Thanks for the question! So it’s true that if one of the answer choices had been, “some flowers that provide a stunning display of color have no scent,” that answer choice would have been correct. You can take the “All” condition and use it to conclude that “some” condition. However, you cannot take the “some” condition and use it to conclude the “all” condition. This is essentially what you are doing—the passage gives you the “some” condition, and you reverse it to conclude (B). Unlike contrapositives, you can’t go both ways between “all” and “some.” That’s a one-way train. For example, let’s say we know that some CEOs are women. We can’t conclude from that that all women are CEOs, even though if we knew that all women are CEOs, we could conclude that some CEOs are women. We have to work from the information in the passage to the answer choices, not the information in the answer choices to the passage.
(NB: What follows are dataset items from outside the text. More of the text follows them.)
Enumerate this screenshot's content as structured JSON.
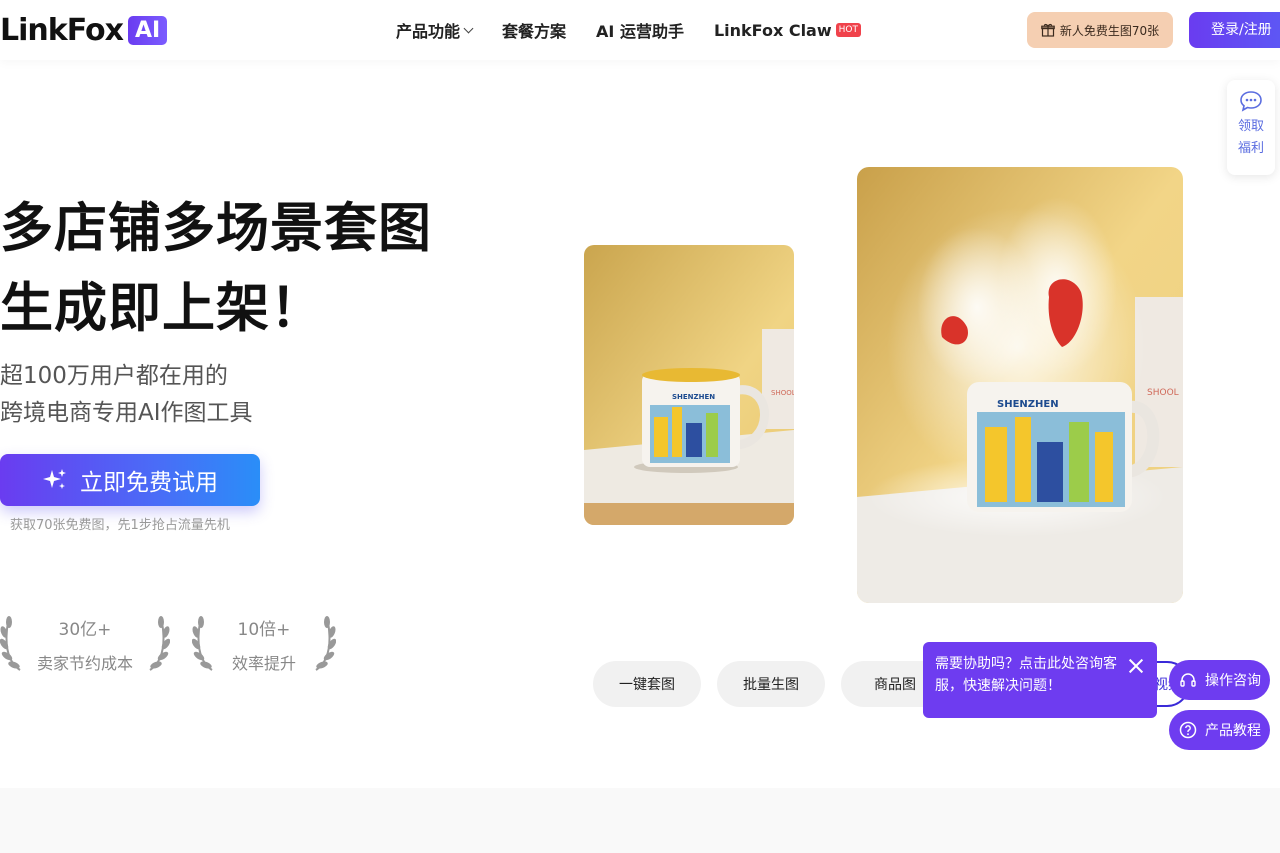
{
  "header": {
    "logo_text": "LinkFox",
    "logo_badge": "AI",
    "nav": [
      {
        "label": "产品功能"
      },
      {
        "label": "套餐方案"
      },
      {
        "label": "AI 运营助手"
      },
      {
        "label": "LinkFox Claw",
        "badge": "HOT"
      }
    ],
    "gift_label": "新人免费生图70张",
    "login_label": "登录/注册"
  },
  "hero": {
    "title_line1": "多店铺多场景套图",
    "title_line2": "生成即上架！",
    "subtitle_line1": "超100万用户都在用的",
    "subtitle_line2": "跨境电商专用AI作图工具",
    "cta_label": "立即免费试用",
    "cta_note": "获取70张免费图，先1步抢占流量先机",
    "stats": [
      {
        "value": "30亿+",
        "label": "卖家节约成本"
      },
      {
        "value": "10倍+",
        "label": "效率提升"
      }
    ]
  },
  "showcase": {
    "mug_text": "SHENZHEN",
    "box_text": "SHOOL",
    "tabs": [
      "一键套图",
      "批量生图",
      "商品图",
      "视频"
    ]
  },
  "welfare": {
    "line1": "领取",
    "line2": "福利"
  },
  "help": {
    "popup_text": "需要协助吗？点击此处咨询客服，快速解决问题！",
    "consult_label": "操作咨询",
    "tutorial_label": "产品教程"
  },
  "colors": {
    "brand": "#6e3cf0",
    "gift_bg": "#f5cfb2",
    "hot": "#f0424b"
  }
}
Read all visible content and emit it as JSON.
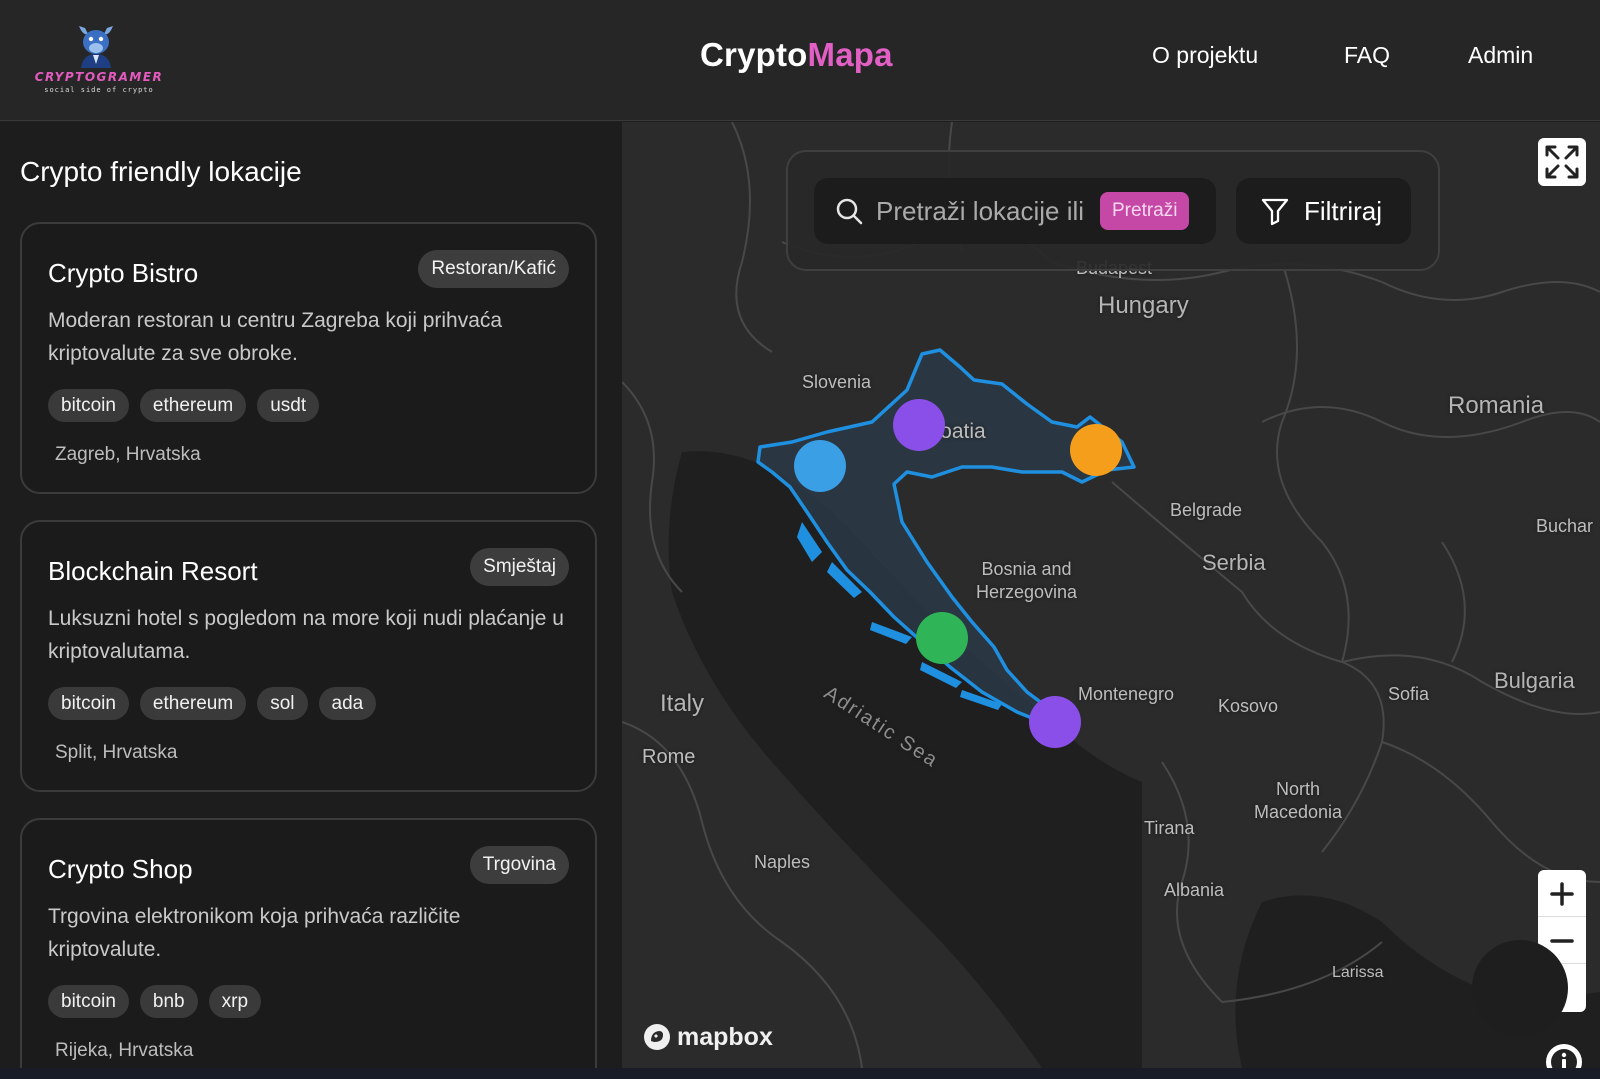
{
  "header": {
    "logo": {
      "name": "CRYPTOGRAMER",
      "tagline": "social side of crypto"
    },
    "brand": {
      "part1": "Crypto",
      "part2": "Mapa"
    },
    "nav": {
      "about": "O projektu",
      "faq": "FAQ",
      "admin": "Admin"
    }
  },
  "sidebar": {
    "title": "Crypto friendly lokacije",
    "locations": [
      {
        "name": "Crypto Bistro",
        "category": "Restoran/Kafić",
        "description": "Moderan restoran u centru Zagreba koji prihvaća kriptovalute za sve obroke.",
        "tags": [
          "bitcoin",
          "ethereum",
          "usdt"
        ],
        "location": "Zagreb, Hrvatska"
      },
      {
        "name": "Blockchain Resort",
        "category": "Smještaj",
        "description": "Luksuzni hotel s pogledom na more koji nudi plaćanje u kriptovalutama.",
        "tags": [
          "bitcoin",
          "ethereum",
          "sol",
          "ada"
        ],
        "location": "Split, Hrvatska"
      },
      {
        "name": "Crypto Shop",
        "category": "Trgovina",
        "description": "Trgovina elektronikom koja prihvaća različite kriptovalute.",
        "tags": [
          "bitcoin",
          "bnb",
          "xrp"
        ],
        "location": "Rijeka, Hrvatska"
      }
    ]
  },
  "map": {
    "search": {
      "placeholder": "Pretraži lokacije ili",
      "button": "Pretraži"
    },
    "filter_label": "Filtriraj",
    "labels": {
      "budapest": "Budapest",
      "hungary": "Hungary",
      "slovenia": "Slovenia",
      "croatia": "Croatia",
      "romania": "Romania",
      "belgrade": "Belgrade",
      "bucharest": "Buchar",
      "bosnia1": "Bosnia and",
      "bosnia2": "Herzegovina",
      "serbia": "Serbia",
      "adriatic": "Adriatic Sea",
      "italy": "Italy",
      "rome": "Rome",
      "montenegro": "Montenegro",
      "kosovo": "Kosovo",
      "sofia": "Sofia",
      "bulgaria": "Bulgaria",
      "north_macedonia1": "North",
      "north_macedonia2": "Macedonia",
      "tirana": "Tirana",
      "naples": "Naples",
      "albania": "Albania",
      "larissa": "Larissa"
    },
    "attribution": "mapbox",
    "marker_colors": {
      "blue": "#3b9fe6",
      "purple": "#8a4fe8",
      "orange": "#f59e1b",
      "green": "#2fb457"
    },
    "accent": "#e25fc5"
  }
}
Hope this helps! Feel free to ask any further questions that you might have.

mprezzy March 29, 2020

Sorry but you forgot to post a response. Any help is appreciated. Thank you.

mprezzy April 2, 2020

@shunhe I cannot see your response.

shunhe April 7, 2020

Hi @mprezzy, let's see if it works this time, sorry about that:

Thanks for the question! So it’s true that if one of the answer choices had been, “some flowers that provide a stunning display of color have no scent,” that answer choice would have been correct. You can take the “All” condition and use it to conclude that “some” condition. However, you cannot take the “some” condition and use it to conclude the “all” condition. This is essentially what you are doing—the passage gives you the “some” condition, and you reverse it to conclude (B). Unlike contrapositives, you can’t go both ways between “all” and “some.” That’s a one-way train. For example, let’s say we know that some CEOs are women. We can’t conclude from that that all women are CEOs, even though if we knew that all women are CEOs, we could conclude that some CEOs are women. We have to work from the information in the passage to the answer choices, not the information in the answer choices to the passage.

Hope this helps! Feel free to ask any further questions that you might have.